The C-terminal region of Schizosaccaromyces pombe proliferating cell nuclear antigen is essential for DNA polymerase activity.

Abstract:

Proliferating cell nuclear antigen (PCNA), the processivity factor (sliding clamp) of DNA polymerases (Pols), plays essential roles in DNA metabolism. In this report, we examined the functional role of the C-terminal region of Schizosaccaromyces pombe PCNA both in vitro and in vivo. The deletion or Ala substitution of the last 9 aa (252-260A), as well as Ala replacement of only 4 aa (252-255A) at the C terminus, failed to substitute for the wild-type PCNA protein for cell growth in S. pombe.

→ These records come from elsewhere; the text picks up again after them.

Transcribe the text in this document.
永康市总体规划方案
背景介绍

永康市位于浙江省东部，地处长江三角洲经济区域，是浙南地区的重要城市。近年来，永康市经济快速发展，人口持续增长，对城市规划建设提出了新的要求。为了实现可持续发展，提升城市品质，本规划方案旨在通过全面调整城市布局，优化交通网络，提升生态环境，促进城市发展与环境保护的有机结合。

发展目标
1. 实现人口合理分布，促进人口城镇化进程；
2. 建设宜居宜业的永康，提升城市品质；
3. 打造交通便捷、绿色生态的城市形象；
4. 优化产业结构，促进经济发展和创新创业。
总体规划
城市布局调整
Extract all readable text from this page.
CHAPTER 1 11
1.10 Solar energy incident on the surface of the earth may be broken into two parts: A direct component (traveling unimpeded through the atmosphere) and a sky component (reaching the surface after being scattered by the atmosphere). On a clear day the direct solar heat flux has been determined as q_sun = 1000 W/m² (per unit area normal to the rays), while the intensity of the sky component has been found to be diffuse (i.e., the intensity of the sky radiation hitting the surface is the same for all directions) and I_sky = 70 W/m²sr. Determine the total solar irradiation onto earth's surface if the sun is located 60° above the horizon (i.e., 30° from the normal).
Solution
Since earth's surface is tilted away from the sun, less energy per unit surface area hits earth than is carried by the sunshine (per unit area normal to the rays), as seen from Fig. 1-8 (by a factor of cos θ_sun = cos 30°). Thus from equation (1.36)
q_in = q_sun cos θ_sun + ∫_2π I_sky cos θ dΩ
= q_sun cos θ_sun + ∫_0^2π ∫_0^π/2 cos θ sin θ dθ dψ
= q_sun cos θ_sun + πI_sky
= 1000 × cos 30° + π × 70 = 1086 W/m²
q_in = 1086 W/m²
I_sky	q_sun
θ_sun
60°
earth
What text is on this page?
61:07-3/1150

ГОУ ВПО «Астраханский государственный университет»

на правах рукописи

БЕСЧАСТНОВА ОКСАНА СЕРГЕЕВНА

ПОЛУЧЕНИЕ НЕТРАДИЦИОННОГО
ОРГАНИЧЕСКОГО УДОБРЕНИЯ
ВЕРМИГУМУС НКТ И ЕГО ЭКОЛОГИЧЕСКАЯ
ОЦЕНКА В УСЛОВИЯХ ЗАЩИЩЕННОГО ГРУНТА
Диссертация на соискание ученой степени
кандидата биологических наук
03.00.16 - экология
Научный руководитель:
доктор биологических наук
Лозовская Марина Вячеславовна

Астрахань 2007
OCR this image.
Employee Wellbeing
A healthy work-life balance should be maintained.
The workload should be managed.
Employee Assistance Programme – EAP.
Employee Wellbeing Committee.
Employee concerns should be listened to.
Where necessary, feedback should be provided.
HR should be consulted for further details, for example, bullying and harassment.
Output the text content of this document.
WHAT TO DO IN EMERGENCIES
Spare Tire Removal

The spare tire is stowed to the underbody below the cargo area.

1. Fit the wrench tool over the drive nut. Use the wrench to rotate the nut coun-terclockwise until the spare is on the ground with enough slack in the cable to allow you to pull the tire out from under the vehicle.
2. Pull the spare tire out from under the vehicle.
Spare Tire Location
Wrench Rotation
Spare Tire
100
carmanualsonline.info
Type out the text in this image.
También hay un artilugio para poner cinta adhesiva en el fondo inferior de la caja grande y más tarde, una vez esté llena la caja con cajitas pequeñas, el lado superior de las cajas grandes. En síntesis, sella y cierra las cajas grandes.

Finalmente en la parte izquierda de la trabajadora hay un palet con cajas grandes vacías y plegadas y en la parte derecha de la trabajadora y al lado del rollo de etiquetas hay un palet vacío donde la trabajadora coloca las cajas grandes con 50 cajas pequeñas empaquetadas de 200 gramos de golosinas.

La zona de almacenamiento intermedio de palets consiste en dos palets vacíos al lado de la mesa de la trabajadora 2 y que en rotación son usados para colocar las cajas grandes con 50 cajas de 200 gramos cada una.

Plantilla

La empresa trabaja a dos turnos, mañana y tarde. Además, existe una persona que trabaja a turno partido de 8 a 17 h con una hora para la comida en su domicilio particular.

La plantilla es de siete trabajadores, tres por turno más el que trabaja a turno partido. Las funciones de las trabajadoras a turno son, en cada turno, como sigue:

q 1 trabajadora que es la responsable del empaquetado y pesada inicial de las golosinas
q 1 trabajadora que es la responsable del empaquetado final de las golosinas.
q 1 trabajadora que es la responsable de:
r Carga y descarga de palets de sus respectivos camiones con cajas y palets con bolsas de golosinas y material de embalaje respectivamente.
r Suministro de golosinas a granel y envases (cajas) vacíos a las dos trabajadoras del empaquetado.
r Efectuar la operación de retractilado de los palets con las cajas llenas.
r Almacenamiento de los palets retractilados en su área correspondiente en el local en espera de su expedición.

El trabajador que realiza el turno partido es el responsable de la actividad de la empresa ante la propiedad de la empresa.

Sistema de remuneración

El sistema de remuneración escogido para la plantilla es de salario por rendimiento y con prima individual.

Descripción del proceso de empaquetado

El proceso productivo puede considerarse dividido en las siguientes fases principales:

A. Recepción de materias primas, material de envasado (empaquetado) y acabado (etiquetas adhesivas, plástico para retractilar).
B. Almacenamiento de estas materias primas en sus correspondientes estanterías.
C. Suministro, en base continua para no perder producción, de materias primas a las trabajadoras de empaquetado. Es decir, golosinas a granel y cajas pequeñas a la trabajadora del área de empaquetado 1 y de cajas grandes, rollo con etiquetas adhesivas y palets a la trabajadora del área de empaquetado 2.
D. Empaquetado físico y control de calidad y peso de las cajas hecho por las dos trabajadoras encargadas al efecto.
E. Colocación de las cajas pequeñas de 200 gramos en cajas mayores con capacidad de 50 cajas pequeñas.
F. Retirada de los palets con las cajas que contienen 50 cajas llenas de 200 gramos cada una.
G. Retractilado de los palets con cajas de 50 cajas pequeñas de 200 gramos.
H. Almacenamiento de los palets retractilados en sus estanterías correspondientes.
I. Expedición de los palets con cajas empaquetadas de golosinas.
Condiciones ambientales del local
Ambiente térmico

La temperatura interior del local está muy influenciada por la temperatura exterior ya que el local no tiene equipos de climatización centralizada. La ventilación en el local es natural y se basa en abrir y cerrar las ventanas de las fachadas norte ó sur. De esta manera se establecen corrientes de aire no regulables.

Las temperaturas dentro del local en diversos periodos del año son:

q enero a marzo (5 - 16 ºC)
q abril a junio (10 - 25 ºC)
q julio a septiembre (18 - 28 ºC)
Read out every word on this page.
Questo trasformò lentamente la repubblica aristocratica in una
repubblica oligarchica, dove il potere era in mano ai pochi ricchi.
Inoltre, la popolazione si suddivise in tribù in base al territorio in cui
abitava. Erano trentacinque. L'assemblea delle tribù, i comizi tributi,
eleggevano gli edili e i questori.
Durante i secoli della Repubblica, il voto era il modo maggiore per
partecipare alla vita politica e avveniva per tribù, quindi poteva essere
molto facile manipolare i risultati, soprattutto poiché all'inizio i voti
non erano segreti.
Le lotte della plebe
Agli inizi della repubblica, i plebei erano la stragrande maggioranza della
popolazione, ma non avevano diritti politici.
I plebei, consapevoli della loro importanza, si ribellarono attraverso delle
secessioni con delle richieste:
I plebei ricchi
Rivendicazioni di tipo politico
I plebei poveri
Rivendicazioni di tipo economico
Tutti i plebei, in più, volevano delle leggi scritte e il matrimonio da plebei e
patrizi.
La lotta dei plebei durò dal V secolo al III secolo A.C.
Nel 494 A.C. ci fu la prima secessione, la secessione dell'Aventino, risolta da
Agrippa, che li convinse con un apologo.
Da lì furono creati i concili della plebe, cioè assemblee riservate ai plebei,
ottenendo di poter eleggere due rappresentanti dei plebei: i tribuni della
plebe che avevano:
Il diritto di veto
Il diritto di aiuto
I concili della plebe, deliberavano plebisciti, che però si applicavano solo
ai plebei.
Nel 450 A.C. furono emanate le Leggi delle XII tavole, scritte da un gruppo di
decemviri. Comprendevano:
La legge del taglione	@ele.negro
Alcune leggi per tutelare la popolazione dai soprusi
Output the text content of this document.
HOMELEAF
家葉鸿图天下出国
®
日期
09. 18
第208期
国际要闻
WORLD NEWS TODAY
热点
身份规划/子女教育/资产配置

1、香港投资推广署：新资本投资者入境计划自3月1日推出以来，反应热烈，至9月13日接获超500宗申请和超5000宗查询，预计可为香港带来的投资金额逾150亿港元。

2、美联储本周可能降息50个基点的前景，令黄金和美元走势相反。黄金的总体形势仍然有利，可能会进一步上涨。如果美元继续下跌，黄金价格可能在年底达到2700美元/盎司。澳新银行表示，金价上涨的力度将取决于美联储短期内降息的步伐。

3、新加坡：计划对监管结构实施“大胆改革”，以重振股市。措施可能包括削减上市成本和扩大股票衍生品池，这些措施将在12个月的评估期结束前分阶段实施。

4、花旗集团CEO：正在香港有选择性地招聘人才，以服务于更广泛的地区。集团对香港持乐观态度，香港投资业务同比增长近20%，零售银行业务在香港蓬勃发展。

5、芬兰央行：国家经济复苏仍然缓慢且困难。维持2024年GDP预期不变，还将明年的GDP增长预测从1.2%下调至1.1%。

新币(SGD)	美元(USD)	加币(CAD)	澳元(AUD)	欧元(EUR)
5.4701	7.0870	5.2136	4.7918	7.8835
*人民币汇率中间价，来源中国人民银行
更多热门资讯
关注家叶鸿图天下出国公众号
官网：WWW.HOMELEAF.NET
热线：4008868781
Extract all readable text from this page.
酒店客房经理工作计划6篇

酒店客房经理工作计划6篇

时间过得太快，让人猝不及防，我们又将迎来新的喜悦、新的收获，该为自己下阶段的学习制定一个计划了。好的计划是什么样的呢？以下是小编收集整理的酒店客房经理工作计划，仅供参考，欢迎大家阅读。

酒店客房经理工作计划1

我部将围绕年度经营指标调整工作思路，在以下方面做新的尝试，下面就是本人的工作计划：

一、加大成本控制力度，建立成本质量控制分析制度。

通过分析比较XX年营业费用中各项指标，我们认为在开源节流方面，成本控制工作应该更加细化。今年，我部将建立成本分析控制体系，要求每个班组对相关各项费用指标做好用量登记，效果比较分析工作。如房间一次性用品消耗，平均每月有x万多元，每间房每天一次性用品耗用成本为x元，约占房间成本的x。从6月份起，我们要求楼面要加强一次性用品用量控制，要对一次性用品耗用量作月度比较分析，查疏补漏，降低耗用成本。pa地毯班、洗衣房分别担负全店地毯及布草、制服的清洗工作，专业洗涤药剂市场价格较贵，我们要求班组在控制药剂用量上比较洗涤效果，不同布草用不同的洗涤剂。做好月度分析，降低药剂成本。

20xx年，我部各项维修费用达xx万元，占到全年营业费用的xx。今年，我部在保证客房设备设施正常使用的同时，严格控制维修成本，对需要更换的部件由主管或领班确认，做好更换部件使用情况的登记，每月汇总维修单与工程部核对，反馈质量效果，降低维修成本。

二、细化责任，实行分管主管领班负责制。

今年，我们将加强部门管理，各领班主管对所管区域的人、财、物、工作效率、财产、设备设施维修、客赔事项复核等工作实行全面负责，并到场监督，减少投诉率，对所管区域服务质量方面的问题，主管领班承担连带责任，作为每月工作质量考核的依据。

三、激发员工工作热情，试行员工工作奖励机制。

Two other PCNA mutant proteins, A251V and K253E, exhibited cold-sensitive phenotypes. Several yeast strains harboring mutations, including those at the acidic C-terminal region, showed elevated sensitivity to DNA damage. The ability of the mutant PCNA proteins to stimulate DNA synthesis by Poldelta and Polepsilon also was studied in vitro. The mutant proteins that did not support cell growth and a mutant protein containing a single amino acid substitution at position 252, where Pro is replaced by Ala, stimulated Poldelta and Polepsilon activities poorly. All mutant PCNA proteins, however, were assembled around DNA by the clamp loader, replication factor C, efficiently. Thus, the C-terminal region of PCNA is important for interactions with both Poldelta and Polepsilon and for cell survival after DNA damage. The C terminus of sliding clamps from other organisms has been shown to be important for clamp loading as well as polymerase interactions. The relationship between the conserved sequence in this region in different organisms is discussed.